For diagonal dominance in row i, the requirement is:
A |aᵢᵢ| < sum others
B |aᵢᵢ| = 0
C |aᵢᵢ| > sum others
D all entries equal
Strict diagonal dominance means the magnitude of the diagonal entry exceeds the sum of magnitudes of other entries in the row. This condition often supports convergence of iterative solvers.
“Iteration matrix” is mainly used to analyze:
A Curve sketching
B Convergence behavior
C Numerical integration
D Differentiation rules
Iteration matrix describes how errors transform between steps. Studying its eigenvalues and spectral radius helps predict whether the iterative method will converge or diverge.
A simple error estimate used in iterations is:
A |xₙ₊₁−xₙ|
B |a+b|
C |f′(x)| only
D determinant value
The difference between successive iterates often estimates how much the solution is still changing. If this difference falls below tolerance, the approximation is treated as stable.
In bracketing methods, “root isolation” means:
A Derivative equals one
B Computing eigenvalues
C Finding sign-change interval
D Choosing random guesses
Root isolation is locating an interval [a,b] where f(a) and f(b) have opposite signs. This ensures a root is inside and allows methods like bisection to start safely.
In Newton’s method, the “initial guess” should ideally be:
A Very far away
B Always negative
C Always zero
D Close to root
Newton converges fastest and most reliably when the starting value is near the root. A far guess can lead to divergence because the tangent step may jump away.
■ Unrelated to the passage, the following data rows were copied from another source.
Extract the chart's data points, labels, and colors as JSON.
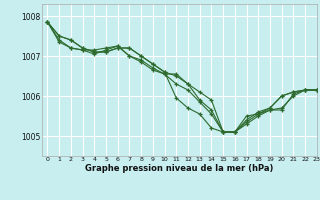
{
  "title": "Graphe pression niveau de la mer (hPa)",
  "background_color": "#c8eef0",
  "grid_color": "#ffffff",
  "line_color": "#2d6a2d",
  "marker_color": "#2d6a2d",
  "xlim": [
    -0.5,
    23
  ],
  "ylim": [
    1004.5,
    1008.3
  ],
  "yticks": [
    1005,
    1006,
    1007,
    1008
  ],
  "xticks": [
    0,
    1,
    2,
    3,
    4,
    5,
    6,
    7,
    8,
    9,
    10,
    11,
    12,
    13,
    14,
    15,
    16,
    17,
    18,
    19,
    20,
    21,
    22,
    23
  ],
  "series": [
    [
      1007.85,
      1007.5,
      1007.4,
      1007.2,
      1007.1,
      1007.1,
      1007.2,
      1007.2,
      1007.0,
      1006.8,
      1006.6,
      1006.5,
      1006.3,
      1006.1,
      1005.9,
      1005.1,
      1005.1,
      1005.4,
      1005.6,
      1005.7,
      1006.0,
      1006.1,
      1006.15,
      1006.15
    ],
    [
      1007.85,
      1007.5,
      1007.4,
      1007.2,
      1007.1,
      1007.1,
      1007.2,
      1007.2,
      1007.0,
      1006.8,
      1006.6,
      1005.95,
      1005.7,
      1005.55,
      1005.2,
      1005.1,
      1005.1,
      1005.5,
      1005.55,
      1005.7,
      1006.0,
      1006.1,
      1006.15,
      1006.15
    ],
    [
      1007.85,
      1007.4,
      1007.2,
      1007.15,
      1007.15,
      1007.2,
      1007.25,
      1007.0,
      1006.9,
      1006.7,
      1006.55,
      1006.55,
      1006.3,
      1005.9,
      1005.65,
      1005.1,
      1005.1,
      1005.35,
      1005.55,
      1005.65,
      1005.7,
      1006.0,
      1006.15,
      1006.15
    ],
    [
      1007.85,
      1007.35,
      1007.2,
      1007.15,
      1007.05,
      1007.15,
      1007.25,
      1007.0,
      1006.85,
      1006.65,
      1006.55,
      1006.3,
      1006.15,
      1005.85,
      1005.55,
      1005.1,
      1005.1,
      1005.3,
      1005.5,
      1005.65,
      1005.65,
      1006.05,
      1006.15,
      1006.15
    ]
  ]
}
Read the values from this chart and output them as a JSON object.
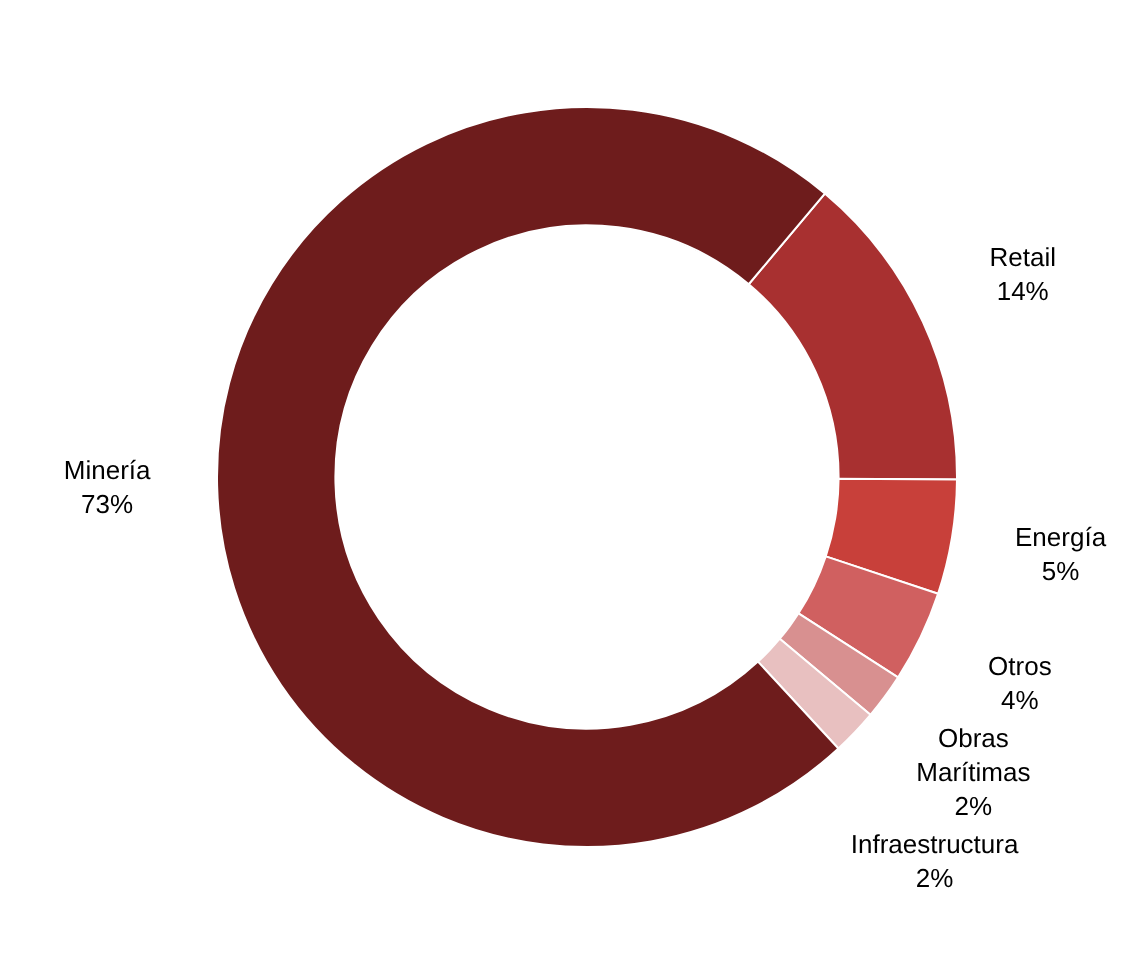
{
  "chart_data": {
    "type": "donut",
    "categories": [
      "Retail",
      "Energía",
      "Otros",
      "Obras Marítimas",
      "Infraestructura",
      "Minería"
    ],
    "values": [
      14,
      5,
      4,
      2,
      2,
      73
    ],
    "value_labels": [
      "14%",
      "5%",
      "4%",
      "2%",
      "2%",
      "73%"
    ],
    "colors": [
      "#a83030",
      "#c8403a",
      "#d06060",
      "#d89090",
      "#e8c0c0",
      "#6e1c1c"
    ],
    "legend": false
  }
}
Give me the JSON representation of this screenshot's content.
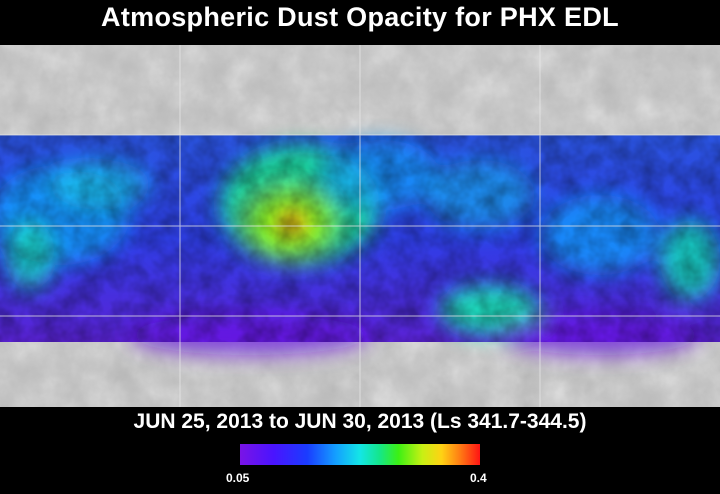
{
  "title": "Atmospheric Dust Opacity for PHX EDL",
  "subtitle": "JUN 25, 2013 to JUN 30, 2013 (Ls 341.7-344.5)",
  "colorbar": {
    "min_label": "0.05",
    "max_label": "0.4",
    "min_value": 0.05,
    "max_value": 0.4,
    "stops": [
      "#7a14e6",
      "#4a14ff",
      "#1a3cff",
      "#14a0ff",
      "#14e6e6",
      "#14e68c",
      "#3cf014",
      "#c8f014",
      "#ffd214",
      "#ff7814",
      "#ff1414"
    ]
  }
}
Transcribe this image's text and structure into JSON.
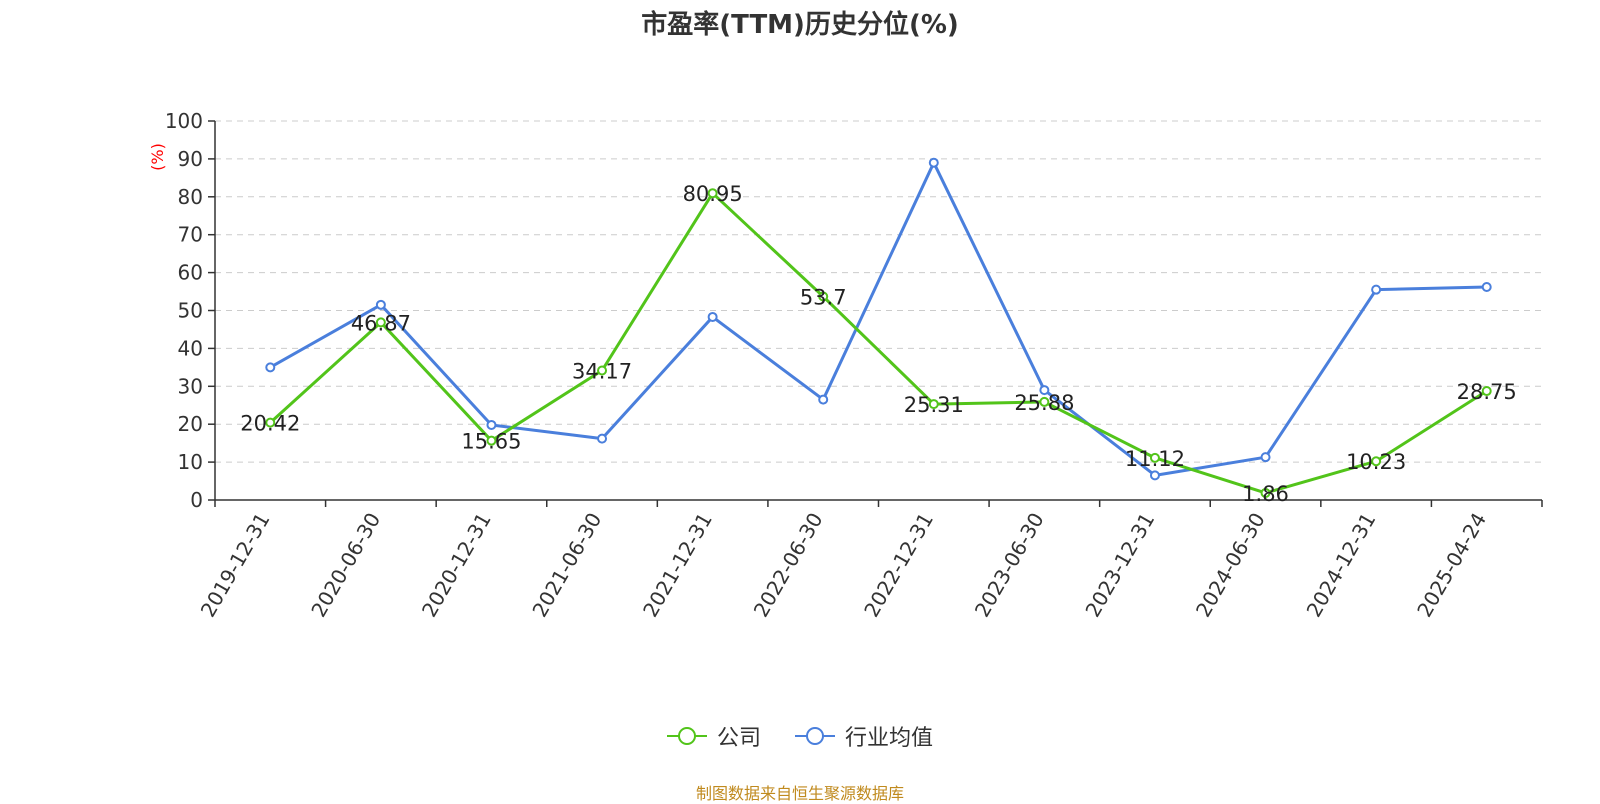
{
  "chart_data": {
    "type": "line",
    "title": "市盈率(TTM)历史分位(%)",
    "ylabel": "(%)",
    "ylim": [
      0,
      100
    ],
    "yticks": [
      0,
      10,
      20,
      30,
      40,
      50,
      60,
      70,
      80,
      90,
      100
    ],
    "categories": [
      "2019-12-31",
      "2020-06-30",
      "2020-12-31",
      "2021-06-30",
      "2021-12-31",
      "2022-06-30",
      "2022-12-31",
      "2023-06-30",
      "2023-12-31",
      "2024-06-30",
      "2024-12-31",
      "2025-04-24"
    ],
    "grid": true,
    "legend_position": "bottom-center",
    "series": [
      {
        "name": "公司",
        "color": "#52c41a",
        "values": [
          20.42,
          46.87,
          15.65,
          34.17,
          80.95,
          53.7,
          25.31,
          25.88,
          11.12,
          1.86,
          10.23,
          28.75
        ],
        "labels": [
          "20.42",
          "46.87",
          "15.65",
          "34.17",
          "80.95",
          "53.7",
          "25.31",
          "25.88",
          "11.12",
          "1.86",
          "10.23",
          "28.75"
        ]
      },
      {
        "name": "行业均值",
        "color": "#4a7fdc",
        "values": [
          35.0,
          51.5,
          19.8,
          16.2,
          48.3,
          26.5,
          89.0,
          29.0,
          6.5,
          11.3,
          55.5,
          56.2
        ]
      }
    ]
  },
  "source": "制图数据来自恒生聚源数据库"
}
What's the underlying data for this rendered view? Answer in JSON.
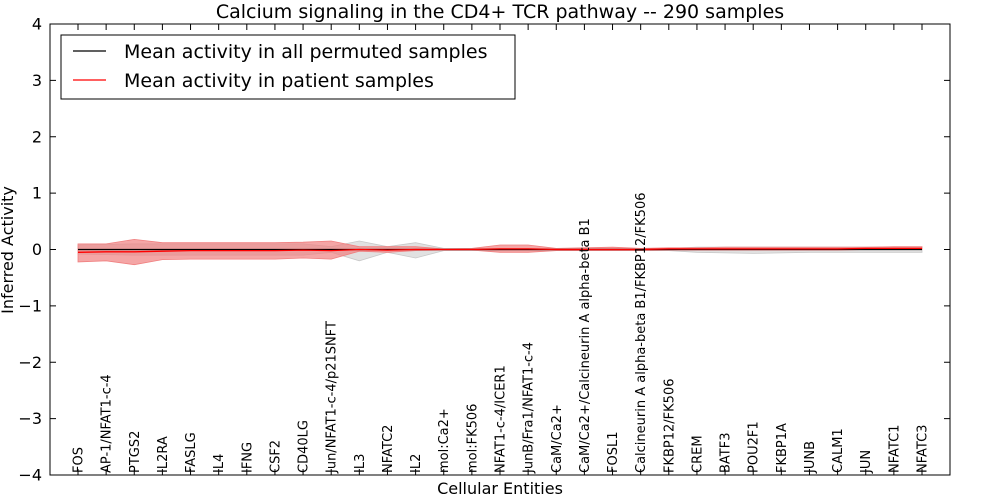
{
  "chart_data": {
    "type": "line",
    "title": "Calcium signaling in the CD4+ TCR pathway -- 290 samples",
    "xlabel": "Cellular Entities",
    "ylabel": "Inferred Activity",
    "ylim": [
      -4,
      4
    ],
    "yticks": [
      -4,
      -3,
      -2,
      -1,
      0,
      1,
      2,
      3,
      4
    ],
    "ytick_labels": [
      "−4",
      "−3",
      "−2",
      "−1",
      "0",
      "1",
      "2",
      "3",
      "4"
    ],
    "grid": false,
    "legend_position": "top-left",
    "categories": [
      "FOS",
      "AP-1/NFAT1-c-4",
      "PTGS2",
      "IL2RA",
      "FASLG",
      "IL4",
      "IFNG",
      "CSF2",
      "CD40LG",
      "Jun/NFAT1-c-4/p21SNFT",
      "IL3",
      "NFATC2",
      "IL2",
      "mol:Ca2+",
      "mol:FK506",
      "NFAT1-c-4/ICER1",
      "JunB/Fra1/NFAT1-c-4",
      "CaM/Ca2+",
      "CaM/Ca2+/Calcineurin A alpha-beta B1",
      "FOSL1",
      "Calcineurin A alpha-beta B1/FKBP12/FK506",
      "FKBP12/FK506",
      "CREM",
      "BATF3",
      "POU2F1",
      "FKBP1A",
      "JUNB",
      "CALM1",
      "JUN",
      "NFATC1",
      "NFATC3"
    ],
    "series": [
      {
        "name": "Mean activity in all permuted samples",
        "color": "#000000",
        "band_color": "#c8c8c8",
        "values": [
          0.0,
          0.0,
          0.0,
          0.0,
          0.0,
          0.0,
          0.0,
          0.0,
          0.0,
          0.0,
          0.0,
          0.0,
          0.0,
          0.0,
          0.0,
          0.0,
          0.0,
          0.0,
          0.0,
          0.0,
          0.0,
          0.0,
          0.0,
          0.0,
          0.0,
          0.0,
          0.0,
          0.0,
          0.0,
          0.0,
          0.0
        ],
        "upper": [
          0.08,
          0.09,
          0.1,
          0.1,
          0.1,
          0.1,
          0.1,
          0.1,
          0.1,
          0.05,
          0.15,
          0.05,
          0.12,
          0.02,
          0.02,
          0.02,
          0.02,
          0.02,
          0.02,
          0.02,
          0.02,
          0.02,
          0.04,
          0.04,
          0.04,
          0.04,
          0.04,
          0.04,
          0.04,
          0.04,
          0.04
        ],
        "lower": [
          -0.08,
          -0.09,
          -0.1,
          -0.1,
          -0.1,
          -0.1,
          -0.1,
          -0.1,
          -0.1,
          -0.05,
          -0.2,
          -0.05,
          -0.15,
          -0.02,
          -0.02,
          -0.02,
          -0.02,
          -0.02,
          -0.02,
          -0.02,
          -0.02,
          -0.02,
          -0.05,
          -0.06,
          -0.07,
          -0.06,
          -0.05,
          -0.05,
          -0.05,
          -0.05,
          -0.05
        ]
      },
      {
        "name": "Mean activity in patient samples",
        "color": "#ff0000",
        "band_color": "#f08080",
        "values": [
          -0.05,
          -0.04,
          -0.04,
          -0.03,
          -0.02,
          -0.02,
          -0.02,
          -0.02,
          -0.01,
          -0.02,
          0.0,
          -0.01,
          0.0,
          0.0,
          0.0,
          0.01,
          0.01,
          0.0,
          0.0,
          0.0,
          0.0,
          0.01,
          0.01,
          0.01,
          0.01,
          0.01,
          0.01,
          0.01,
          0.02,
          0.02,
          0.02
        ],
        "upper": [
          0.1,
          0.1,
          0.18,
          0.12,
          0.12,
          0.12,
          0.12,
          0.12,
          0.13,
          0.15,
          0.05,
          0.05,
          0.05,
          0.01,
          0.02,
          0.08,
          0.08,
          0.02,
          0.03,
          0.04,
          0.02,
          0.03,
          0.03,
          0.04,
          0.04,
          0.04,
          0.04,
          0.04,
          0.04,
          0.05,
          0.05
        ],
        "lower": [
          -0.22,
          -0.2,
          -0.27,
          -0.18,
          -0.17,
          -0.17,
          -0.17,
          -0.17,
          -0.15,
          -0.17,
          -0.03,
          -0.05,
          -0.02,
          -0.01,
          -0.01,
          -0.05,
          -0.05,
          -0.02,
          -0.02,
          -0.02,
          -0.02,
          -0.01,
          -0.01,
          -0.01,
          -0.01,
          -0.01,
          -0.01,
          -0.01,
          0.0,
          0.0,
          0.0
        ]
      }
    ]
  }
}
In Jacobi method, the diagonal part D is important because:
A It is ignored
B It is inverted
C It is set zero
D It is squared
Jacobi rearranges equations using the diagonal entries. Updates typically involve dividing by aᵢᵢ, effectively using D⁻¹ to compute the next approximation vector.
“Numerical integration preview” in this chapter mainly means:
A Approximate area methods
B Exact antiderivative
C Matrix convergence
D Root bracketing
Numerical integration approximates the area under a curve using rules like trapezoidal or Simpson’s rule. It is used when exact antiderivatives are difficult or impossible to compute.